Concerning safe areas in the western U.S.: one or two of those moving graphics of the world based on the ZetaTalk prediction show where the continents will be positioned after the pole shift. This is absolutely important for determin future safe areas.
The new position of the U.S. will be at apporximately the same distance from the equator as now. However, the earth plate that it now sits on, will turn around counter-clockwise about 90 degrees. This means that the westerncoast (which currently runs north to south) will, in the future, be positioned parallel to the equator, aligned west to east. The Sierra and Rocky Mountains will also run parallel to the equator, or west to east.
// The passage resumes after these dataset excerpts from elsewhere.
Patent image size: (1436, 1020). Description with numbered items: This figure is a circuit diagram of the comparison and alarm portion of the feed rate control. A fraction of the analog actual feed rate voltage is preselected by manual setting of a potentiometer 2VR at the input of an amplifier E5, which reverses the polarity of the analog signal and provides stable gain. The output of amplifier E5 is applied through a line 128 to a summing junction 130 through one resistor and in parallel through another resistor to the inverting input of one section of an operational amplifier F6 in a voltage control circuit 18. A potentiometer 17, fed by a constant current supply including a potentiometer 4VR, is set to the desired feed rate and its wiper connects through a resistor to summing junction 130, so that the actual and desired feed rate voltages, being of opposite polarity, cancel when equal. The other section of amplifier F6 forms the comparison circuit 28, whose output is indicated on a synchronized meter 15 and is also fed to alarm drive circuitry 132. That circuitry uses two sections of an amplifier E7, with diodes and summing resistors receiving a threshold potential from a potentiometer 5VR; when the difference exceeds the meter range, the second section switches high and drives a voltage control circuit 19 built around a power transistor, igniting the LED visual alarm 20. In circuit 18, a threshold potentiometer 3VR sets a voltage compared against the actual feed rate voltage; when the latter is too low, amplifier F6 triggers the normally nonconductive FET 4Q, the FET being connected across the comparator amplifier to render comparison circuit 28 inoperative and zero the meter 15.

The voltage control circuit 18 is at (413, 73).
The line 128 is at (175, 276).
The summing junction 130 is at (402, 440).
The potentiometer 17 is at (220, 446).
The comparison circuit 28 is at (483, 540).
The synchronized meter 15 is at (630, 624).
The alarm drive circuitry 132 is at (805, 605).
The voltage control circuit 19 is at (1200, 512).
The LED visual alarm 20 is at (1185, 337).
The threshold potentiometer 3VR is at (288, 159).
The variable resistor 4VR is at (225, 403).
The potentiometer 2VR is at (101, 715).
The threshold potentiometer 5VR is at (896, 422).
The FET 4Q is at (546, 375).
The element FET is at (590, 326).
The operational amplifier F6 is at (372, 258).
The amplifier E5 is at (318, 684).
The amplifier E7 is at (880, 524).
After the pole shift, and once the 12th Planet has moved out of close contact with the earth, our planet will resume it's rotation. I think it is reasonable to believe that it will turn in the same direction it was going before the 12th came for a visit. Also, the jet stream will be blowing from west to east, as it is now.
This means, in relation to the new position of the continental U.S., the jet stream will be blowing parallel to the Sierra and Rocky Mountain chains (right now it blows perpendicular to them). Also, remember that our west coast volcanos (Mt. Lassen, Mt. Shasta, Mt. St. Helens, etc.) will be going crazy after the pole shift, and will dump a zillion tons of ash for many years on areas down wind. This ash will go up into the air and be carried eastward on the jet stream. So, the entire Washington, Oregon and California areas will not only be devastated by earth plate collision, but also by thick, dark skies and mountains of ash, as their new positions will be in directline of the volcanoes. The volcanic ash will be blowing parallel to the Seirras and Rocky mountains, in their future west-to-east position.
After the pole shift, and when the volcanoes are erupting, I think the Rocky Mountain chain will be a buffer zone for most of the ash - the ash will follow the coastal areas as it rides eastward on the jet stream, but there will be no natural wind currents to bring the ash up and over the new position of the Rockies, into the land that will lie north of that mountain chain.
This is why I believe that a good safe place will be out in the rolling landscape, 50 to 100 miles to what is now east of the Rockies. The area of southern Colorado, or north New Mexico seems to be most ideal.